Reading this collection more than forty years after the individual parts were written, I can see how McCaffrey is working with early feminist ideas. Helva is strong, opinionated, and smarter than all of the men she encounters. She is able to choose her brawns, who must court her (McCaffrey’s term). She becomes financially independent in the course of the book, fights for her rights, makes choices that will ensure her growth and well-being. However, the weakness is that McCaffrey can quite break out of is the idea that the brain-brawn relationship is a traditional concept of marriage. We see Helva fall in love with, break up with and enter into an “oil and water” relationship with various brawns. McCaffrey does not exactly force compulsory heterosexuality on Helva because she once has a female brawn (whom she often misses when the men seem incompatible to her).

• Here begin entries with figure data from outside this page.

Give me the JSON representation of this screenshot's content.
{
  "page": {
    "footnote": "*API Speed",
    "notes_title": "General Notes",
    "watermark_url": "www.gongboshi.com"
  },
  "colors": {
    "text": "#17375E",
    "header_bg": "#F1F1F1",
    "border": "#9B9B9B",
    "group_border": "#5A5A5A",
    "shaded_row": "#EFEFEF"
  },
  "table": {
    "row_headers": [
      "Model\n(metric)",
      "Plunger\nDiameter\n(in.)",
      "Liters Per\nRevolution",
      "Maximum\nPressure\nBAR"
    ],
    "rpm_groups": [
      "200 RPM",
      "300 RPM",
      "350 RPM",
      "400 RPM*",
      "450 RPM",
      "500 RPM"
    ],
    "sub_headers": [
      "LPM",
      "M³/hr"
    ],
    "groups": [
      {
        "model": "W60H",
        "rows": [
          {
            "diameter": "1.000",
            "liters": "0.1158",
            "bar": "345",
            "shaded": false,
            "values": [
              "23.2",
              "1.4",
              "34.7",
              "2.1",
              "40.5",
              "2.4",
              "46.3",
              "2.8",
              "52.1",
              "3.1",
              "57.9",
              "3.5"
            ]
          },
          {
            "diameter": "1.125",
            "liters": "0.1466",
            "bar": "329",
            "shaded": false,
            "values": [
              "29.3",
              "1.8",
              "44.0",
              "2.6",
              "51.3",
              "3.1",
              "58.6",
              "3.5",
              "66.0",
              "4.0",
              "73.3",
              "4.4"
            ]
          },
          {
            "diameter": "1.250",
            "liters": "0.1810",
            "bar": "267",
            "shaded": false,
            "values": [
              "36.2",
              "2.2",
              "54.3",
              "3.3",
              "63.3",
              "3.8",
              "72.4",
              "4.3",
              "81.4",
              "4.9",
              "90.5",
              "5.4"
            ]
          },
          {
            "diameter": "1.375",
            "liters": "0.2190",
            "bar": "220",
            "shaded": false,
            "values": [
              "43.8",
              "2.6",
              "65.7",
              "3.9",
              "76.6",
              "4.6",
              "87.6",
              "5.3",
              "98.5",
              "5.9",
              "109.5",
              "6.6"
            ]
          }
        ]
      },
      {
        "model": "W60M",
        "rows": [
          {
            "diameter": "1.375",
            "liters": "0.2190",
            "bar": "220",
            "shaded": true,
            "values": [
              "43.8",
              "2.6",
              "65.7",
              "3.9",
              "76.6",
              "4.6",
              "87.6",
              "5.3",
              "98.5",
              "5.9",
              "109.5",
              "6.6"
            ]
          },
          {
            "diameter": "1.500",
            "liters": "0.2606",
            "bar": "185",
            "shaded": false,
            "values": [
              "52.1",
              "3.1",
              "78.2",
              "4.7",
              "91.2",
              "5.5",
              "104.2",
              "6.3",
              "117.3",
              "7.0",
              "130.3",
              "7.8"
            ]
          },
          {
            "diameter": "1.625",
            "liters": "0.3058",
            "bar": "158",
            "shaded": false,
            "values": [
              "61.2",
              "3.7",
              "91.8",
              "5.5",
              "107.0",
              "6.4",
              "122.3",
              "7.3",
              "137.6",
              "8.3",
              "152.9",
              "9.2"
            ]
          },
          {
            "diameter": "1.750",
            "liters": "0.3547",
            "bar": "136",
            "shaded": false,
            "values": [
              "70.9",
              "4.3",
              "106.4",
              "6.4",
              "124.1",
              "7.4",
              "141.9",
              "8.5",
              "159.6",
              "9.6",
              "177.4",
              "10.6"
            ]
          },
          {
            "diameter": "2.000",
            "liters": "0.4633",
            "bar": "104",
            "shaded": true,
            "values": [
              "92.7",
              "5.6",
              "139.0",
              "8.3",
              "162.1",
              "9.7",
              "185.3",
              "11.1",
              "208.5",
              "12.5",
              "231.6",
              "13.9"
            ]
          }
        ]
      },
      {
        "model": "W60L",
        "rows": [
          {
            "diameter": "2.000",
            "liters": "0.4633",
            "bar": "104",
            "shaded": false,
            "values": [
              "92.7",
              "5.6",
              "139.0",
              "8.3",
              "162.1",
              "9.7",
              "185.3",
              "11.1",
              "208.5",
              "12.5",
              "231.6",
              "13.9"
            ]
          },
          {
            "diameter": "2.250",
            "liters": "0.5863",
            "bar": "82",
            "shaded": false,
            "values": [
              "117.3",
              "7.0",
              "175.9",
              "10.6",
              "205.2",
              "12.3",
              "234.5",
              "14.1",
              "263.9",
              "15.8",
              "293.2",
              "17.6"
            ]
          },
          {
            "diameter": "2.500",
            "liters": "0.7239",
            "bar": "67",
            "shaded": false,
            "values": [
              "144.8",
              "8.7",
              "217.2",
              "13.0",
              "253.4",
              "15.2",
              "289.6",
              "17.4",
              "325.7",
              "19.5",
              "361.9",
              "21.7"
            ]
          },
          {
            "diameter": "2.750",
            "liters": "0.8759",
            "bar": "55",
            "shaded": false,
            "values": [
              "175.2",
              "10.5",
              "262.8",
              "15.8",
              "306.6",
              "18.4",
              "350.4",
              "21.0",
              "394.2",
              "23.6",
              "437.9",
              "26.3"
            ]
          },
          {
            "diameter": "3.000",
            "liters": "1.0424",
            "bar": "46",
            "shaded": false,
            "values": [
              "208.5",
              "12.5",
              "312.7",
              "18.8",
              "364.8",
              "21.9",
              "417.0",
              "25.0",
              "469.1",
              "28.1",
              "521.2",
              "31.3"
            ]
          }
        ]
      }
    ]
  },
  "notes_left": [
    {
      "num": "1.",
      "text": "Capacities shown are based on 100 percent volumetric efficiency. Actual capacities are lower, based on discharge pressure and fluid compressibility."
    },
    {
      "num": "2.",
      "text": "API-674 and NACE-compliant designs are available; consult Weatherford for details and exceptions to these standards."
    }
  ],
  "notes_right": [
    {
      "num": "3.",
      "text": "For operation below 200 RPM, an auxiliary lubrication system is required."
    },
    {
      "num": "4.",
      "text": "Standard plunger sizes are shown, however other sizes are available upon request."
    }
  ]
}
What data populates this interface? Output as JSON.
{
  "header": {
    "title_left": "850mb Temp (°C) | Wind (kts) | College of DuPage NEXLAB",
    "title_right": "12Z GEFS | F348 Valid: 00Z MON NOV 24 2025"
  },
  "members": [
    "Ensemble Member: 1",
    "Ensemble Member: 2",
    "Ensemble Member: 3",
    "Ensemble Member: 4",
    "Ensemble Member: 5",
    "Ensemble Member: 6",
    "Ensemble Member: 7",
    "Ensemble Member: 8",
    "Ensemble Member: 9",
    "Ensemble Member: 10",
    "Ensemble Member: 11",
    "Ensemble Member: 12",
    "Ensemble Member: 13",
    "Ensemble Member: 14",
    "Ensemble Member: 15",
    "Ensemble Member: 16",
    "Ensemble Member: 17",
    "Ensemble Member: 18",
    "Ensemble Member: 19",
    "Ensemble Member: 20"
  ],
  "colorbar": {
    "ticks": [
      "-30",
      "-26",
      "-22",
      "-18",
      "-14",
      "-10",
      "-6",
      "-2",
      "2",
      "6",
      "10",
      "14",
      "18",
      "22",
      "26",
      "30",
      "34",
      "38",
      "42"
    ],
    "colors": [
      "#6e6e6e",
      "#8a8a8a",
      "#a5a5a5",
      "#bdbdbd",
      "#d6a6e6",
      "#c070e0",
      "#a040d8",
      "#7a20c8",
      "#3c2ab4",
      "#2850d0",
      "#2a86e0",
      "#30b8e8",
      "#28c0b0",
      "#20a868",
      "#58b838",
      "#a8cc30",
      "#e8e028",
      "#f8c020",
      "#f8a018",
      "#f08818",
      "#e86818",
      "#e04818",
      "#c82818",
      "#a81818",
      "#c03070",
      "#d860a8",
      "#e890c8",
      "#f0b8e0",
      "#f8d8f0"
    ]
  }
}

I applaud McCaffrey for what she was trying to do, but from my future perspective The Ship Who Sang is dated in the way it handles (and focuses on) relationships. I would like to see Helva using her brains to solve problems related to her assignments rather than worrying about her relationships with past, present, and future brawns. However, Helva is a fantastic feminist character and offers strong evidence against the critics who say that science fiction authors can’t create characters with depth.